Well, we’ll link it in the write up. But I’m also curious, outside of Our World in Data, are there any data visualisations that you want to flag or highlight?
Here again, I’ll make it a little bit different by not citing one of these crazy visualisations with all sorts of colours that people like to mention, sometimes. I like them, but I think they tend to be a little bit overplayed. I think what I really like is when people try to produce something that is actually usable, that is updatable, and that is impactful at the same time. So I think a very good example of this is The Economist’s dashboard on excess mortality during the pandemic. It does have interesting use of graphics, there’s some heat maps in there, some small multiples. So it’s not like this is completely boring from a graphic point of view, but it’s also not exactly the craziest visualisation in the world. But, I think, ultimately, it’s extremely useful and impactful because it’s easy to understand. It’s easy to use. They didn’t make it a one off effort that they published and then never updated again. They updated it every week. And I think, ultimately, that kind of visualisation ends up being much more beneficial for the world rather than something crazy with all sorts of different arrows and a static visualisation, that looks sexy at first, and people are like, ‘Oh, wow, this was incredibly well made’, and all that. But actually, it’s a little bit difficult to understand. And then because it’s a static thing made on Photoshop or Illustrator, people just never updated. And so it becomes out of date after a few months,
What about the most underrated chart on the Our World in Data website?
I think one of the most underrated ones might be because it’s so simple. It’s some of Max’s charts about income distributions. So in particular, there’s this chart about living standards comparing the income distribution of two different countries. So one example on the website is Max made this chart with the income distribution of Ethiopia, and then next to the income distribution of Denmark and the point he made in that article is that, really when you’re looking at income inequality, it doesn’t really matter, first and foremost, where you are within a country or if you’re poor or rich in a country, but it matters basically where you’re born. And that a rich person in Ethiopia will struggle to be richer than a poor person in Denmark, because the income distributions basically almost don’t overlap. And if you look at that chart, it’s basically very boring. It’s two probability distributions but next to one another. It looks like a camel’s back. And there’s very little information, but it conveys something extremely important about the state of the world, something that I think a lot of people neglect. A lot of people tend to think that one of the most important problems in the world is income inequality within countries and is definitely relevant and something we should work on. But I think a lot of people will tend to not realise how much of a difference it makes just where you’re born. And the fact that even the most successful person in some country will struggle to make ends meet compared to somebody not doing so well in a rich country.
It’s almost like an order of magnitude point, internalising just how big differences can be.
Luca, do you have a favourite Our World in Data graph?
So I got sniped very early by Our World in Data with a lot of econ history things. I thought it was so cool just getting to really zoom back. So a lot of early GDP and industrial revolution texts and stuff I really enjoy. What about you Fin?

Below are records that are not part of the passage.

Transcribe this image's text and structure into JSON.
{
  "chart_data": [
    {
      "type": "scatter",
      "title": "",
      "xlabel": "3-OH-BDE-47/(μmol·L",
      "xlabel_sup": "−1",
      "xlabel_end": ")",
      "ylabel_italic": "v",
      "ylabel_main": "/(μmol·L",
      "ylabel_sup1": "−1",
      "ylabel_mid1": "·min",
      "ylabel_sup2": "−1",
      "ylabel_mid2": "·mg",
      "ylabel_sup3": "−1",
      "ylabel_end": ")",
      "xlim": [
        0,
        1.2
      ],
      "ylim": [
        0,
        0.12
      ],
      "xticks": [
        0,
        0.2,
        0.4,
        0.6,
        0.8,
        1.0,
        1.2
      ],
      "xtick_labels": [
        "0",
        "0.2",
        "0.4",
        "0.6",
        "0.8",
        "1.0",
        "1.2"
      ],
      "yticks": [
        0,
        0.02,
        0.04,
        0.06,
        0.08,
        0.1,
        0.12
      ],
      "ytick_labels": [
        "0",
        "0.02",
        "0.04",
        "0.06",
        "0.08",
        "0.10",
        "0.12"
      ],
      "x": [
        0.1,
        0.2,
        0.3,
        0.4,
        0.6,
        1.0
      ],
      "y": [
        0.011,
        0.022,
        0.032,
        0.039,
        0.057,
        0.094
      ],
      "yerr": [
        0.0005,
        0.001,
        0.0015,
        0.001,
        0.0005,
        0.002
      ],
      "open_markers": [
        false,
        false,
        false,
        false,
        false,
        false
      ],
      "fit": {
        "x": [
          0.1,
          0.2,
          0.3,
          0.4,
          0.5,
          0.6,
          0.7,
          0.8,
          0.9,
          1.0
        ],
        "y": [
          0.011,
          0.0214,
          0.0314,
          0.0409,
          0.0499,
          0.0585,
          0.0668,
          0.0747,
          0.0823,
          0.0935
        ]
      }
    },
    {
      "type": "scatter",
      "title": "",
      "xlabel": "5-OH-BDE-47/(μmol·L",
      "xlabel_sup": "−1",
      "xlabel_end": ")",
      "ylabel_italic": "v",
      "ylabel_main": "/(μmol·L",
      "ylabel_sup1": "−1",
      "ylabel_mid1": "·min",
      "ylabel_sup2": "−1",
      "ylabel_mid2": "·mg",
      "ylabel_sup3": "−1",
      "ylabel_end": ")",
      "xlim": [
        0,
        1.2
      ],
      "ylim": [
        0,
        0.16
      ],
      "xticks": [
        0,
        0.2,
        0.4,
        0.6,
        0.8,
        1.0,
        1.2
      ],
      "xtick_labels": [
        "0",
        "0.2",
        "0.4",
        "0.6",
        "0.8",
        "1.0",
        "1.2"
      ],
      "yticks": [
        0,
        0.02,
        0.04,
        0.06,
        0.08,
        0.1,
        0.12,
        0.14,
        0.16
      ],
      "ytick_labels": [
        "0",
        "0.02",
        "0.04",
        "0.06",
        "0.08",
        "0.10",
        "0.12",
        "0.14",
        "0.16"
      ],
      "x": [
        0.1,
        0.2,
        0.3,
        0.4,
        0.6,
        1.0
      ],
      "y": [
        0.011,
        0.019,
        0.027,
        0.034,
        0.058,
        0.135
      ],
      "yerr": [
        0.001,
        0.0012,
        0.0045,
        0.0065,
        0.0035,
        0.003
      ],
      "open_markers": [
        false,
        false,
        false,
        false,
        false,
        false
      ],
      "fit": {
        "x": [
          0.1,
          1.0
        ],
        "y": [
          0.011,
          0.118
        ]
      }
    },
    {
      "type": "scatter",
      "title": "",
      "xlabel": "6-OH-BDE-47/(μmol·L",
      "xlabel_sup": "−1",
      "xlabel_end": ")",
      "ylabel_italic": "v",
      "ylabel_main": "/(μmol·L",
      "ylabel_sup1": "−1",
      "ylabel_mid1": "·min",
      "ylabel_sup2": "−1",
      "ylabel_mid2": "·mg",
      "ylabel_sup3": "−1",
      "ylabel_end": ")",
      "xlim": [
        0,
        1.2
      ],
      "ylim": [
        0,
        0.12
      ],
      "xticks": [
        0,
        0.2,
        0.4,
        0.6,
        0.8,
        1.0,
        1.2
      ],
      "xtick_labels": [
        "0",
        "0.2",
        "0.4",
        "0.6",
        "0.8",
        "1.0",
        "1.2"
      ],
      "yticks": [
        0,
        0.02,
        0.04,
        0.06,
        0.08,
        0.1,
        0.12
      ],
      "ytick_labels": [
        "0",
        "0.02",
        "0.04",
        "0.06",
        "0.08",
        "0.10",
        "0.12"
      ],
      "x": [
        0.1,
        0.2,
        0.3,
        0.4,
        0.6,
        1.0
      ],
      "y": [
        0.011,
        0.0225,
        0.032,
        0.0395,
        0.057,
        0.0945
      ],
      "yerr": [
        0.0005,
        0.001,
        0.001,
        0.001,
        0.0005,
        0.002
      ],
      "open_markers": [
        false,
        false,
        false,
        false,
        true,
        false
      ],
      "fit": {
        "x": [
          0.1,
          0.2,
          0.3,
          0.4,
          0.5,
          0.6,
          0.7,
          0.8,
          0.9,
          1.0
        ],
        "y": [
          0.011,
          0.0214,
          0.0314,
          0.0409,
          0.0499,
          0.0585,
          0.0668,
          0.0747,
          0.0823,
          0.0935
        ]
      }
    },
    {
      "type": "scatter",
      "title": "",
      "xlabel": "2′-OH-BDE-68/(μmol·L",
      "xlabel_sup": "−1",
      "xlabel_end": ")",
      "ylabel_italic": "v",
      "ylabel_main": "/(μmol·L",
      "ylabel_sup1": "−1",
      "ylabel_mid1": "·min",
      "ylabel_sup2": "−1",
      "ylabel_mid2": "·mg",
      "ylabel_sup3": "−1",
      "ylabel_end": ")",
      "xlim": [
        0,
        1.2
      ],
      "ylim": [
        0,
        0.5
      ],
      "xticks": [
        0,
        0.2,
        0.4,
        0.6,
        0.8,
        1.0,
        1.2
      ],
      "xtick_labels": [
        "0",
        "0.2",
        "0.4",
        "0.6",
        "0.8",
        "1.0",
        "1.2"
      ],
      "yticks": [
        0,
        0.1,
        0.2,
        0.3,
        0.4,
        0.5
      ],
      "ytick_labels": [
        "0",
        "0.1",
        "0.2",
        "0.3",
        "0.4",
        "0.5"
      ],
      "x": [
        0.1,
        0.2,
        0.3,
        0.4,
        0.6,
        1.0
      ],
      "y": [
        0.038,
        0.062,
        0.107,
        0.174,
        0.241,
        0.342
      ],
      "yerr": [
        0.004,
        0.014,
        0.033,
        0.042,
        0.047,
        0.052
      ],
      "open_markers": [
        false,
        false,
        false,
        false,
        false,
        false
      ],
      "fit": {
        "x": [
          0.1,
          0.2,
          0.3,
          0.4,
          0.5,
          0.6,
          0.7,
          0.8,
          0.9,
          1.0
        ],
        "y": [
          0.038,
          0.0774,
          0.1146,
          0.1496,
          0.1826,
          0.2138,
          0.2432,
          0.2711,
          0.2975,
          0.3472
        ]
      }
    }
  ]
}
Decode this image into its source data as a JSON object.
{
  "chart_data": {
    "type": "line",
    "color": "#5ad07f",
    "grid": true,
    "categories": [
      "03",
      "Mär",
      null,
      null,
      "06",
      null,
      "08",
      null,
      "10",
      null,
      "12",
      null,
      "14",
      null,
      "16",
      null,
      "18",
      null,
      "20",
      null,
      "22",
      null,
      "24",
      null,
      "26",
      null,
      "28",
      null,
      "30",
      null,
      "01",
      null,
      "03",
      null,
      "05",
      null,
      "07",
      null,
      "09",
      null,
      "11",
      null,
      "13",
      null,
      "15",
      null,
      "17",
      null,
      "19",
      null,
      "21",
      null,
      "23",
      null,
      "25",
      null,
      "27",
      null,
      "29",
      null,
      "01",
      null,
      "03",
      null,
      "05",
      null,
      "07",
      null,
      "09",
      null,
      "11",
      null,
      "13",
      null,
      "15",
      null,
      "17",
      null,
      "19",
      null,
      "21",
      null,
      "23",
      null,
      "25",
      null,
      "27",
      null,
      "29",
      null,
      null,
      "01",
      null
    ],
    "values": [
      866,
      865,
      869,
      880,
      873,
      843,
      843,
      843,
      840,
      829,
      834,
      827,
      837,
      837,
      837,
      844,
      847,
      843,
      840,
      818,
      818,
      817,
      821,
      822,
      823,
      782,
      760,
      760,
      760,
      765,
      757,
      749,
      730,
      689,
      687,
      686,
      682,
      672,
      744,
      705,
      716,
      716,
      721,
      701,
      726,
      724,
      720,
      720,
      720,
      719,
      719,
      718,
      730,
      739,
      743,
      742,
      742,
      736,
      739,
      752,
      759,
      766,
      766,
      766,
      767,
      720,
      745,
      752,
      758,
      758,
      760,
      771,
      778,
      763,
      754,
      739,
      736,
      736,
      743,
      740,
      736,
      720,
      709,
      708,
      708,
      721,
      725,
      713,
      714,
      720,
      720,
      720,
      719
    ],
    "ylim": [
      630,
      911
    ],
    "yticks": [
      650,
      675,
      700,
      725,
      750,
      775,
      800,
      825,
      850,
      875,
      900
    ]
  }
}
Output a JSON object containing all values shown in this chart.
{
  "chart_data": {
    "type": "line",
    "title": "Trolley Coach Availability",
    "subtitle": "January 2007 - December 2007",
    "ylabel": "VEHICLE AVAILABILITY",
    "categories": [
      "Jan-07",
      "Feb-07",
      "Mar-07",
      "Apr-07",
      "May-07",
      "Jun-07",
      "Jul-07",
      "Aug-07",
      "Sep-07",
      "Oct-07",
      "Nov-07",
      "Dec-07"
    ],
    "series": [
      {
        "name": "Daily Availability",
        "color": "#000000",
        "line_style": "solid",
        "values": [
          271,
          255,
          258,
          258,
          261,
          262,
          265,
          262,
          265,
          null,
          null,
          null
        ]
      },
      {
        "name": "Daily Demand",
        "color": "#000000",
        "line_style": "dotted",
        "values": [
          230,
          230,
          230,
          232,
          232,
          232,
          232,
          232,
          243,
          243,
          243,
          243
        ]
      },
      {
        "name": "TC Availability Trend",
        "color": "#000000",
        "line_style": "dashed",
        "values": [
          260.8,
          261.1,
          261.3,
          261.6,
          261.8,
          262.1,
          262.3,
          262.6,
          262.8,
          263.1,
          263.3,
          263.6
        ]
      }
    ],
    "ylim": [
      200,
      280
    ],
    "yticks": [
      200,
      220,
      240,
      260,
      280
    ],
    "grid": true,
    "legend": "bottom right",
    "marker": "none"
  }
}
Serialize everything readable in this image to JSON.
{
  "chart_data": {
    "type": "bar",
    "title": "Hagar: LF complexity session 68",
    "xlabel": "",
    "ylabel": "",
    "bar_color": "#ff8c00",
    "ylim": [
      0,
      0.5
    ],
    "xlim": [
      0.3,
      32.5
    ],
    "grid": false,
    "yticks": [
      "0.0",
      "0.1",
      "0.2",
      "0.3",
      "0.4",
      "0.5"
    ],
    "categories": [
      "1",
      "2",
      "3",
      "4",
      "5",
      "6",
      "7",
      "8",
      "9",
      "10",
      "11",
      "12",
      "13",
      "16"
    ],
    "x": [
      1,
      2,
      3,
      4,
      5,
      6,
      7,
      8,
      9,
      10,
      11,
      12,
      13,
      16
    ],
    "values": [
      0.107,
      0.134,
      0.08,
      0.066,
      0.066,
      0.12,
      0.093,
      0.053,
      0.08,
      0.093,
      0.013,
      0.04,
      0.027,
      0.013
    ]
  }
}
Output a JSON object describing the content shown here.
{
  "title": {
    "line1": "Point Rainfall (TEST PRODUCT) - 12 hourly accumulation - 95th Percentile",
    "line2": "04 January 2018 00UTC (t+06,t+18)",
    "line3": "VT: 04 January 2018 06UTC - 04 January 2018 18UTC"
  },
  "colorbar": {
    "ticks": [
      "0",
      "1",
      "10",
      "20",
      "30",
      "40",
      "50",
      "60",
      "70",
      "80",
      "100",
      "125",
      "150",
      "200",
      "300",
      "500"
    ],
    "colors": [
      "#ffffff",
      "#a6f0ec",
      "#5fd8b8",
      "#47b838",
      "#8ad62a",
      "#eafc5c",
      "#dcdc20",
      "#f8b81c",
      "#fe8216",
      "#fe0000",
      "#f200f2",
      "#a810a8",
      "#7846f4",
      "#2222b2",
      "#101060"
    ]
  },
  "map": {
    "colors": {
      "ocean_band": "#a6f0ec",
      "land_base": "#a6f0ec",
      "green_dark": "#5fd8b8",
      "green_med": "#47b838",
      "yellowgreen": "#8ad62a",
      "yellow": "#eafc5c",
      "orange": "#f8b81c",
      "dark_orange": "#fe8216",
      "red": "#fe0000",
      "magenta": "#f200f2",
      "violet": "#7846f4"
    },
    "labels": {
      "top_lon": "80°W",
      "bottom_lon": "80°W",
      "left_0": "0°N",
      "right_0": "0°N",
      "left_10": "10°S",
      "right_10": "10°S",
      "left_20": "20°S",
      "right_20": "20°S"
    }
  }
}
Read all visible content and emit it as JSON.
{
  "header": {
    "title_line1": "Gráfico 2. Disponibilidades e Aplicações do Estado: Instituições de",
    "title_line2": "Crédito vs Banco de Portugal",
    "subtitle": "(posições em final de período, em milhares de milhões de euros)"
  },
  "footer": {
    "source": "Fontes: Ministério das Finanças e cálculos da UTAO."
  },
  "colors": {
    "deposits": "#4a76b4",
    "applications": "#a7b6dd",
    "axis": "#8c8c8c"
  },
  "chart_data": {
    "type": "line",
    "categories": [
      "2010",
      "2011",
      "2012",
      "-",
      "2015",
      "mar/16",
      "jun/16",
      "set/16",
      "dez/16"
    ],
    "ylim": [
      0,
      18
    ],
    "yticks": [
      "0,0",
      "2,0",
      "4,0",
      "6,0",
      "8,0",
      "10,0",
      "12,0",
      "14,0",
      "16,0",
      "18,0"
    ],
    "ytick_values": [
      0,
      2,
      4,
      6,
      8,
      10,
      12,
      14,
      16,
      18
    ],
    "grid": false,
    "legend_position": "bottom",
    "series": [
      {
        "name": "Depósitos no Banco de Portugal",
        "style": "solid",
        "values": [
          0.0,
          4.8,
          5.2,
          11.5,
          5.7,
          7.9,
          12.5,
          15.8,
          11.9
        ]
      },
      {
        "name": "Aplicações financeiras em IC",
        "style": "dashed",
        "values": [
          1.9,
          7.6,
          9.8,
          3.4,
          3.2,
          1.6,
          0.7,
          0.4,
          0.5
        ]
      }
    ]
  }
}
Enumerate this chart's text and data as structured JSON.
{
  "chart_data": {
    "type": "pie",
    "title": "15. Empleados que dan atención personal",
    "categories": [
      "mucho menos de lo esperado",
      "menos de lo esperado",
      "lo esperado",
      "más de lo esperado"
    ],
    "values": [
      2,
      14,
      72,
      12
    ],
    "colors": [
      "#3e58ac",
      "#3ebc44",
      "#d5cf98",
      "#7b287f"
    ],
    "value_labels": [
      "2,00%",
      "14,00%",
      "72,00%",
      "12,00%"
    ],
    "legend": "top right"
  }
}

I thought, when Ed was speaking, of this graph which I just found. The title is ‘The Yearly Number of Animals Slaughtered for Meat in the World’. And again, there’s really just one point you draw from it when you look at it, which is if the thing you care about is the number of animals killed, the problem of animals being slaughtered is the problem of chickens being slaughtered? 70 billion chickens, the next biggest number is under 2 billion, which is pigs. It’s such a striking graph. And it’s so striking because it’s visual.
It’s kind of a tangent, but is there a graph with fish on that as well?
Actually, unfortunately no. I mean, you could probably look up what the number of fish is. I would expect that it might be-
Because I’ve vaguely looked into this a little bit. I think one of the problems here is that fish almost always get measured in tonnes, rather than number of animals. Whereas chickens get measured in national units. So it’s really hard to compare.
I can tell you that fishcount.org.uk estimates just under 200 billion farmed fish. But anyway-
Fish and chicken.
Meta-lessons from Ed’s career
Yeah. Cool. So returning to your own career Ed, I realised, we never really asked: Are there any meta lessons that you’ve taken from such a varied career?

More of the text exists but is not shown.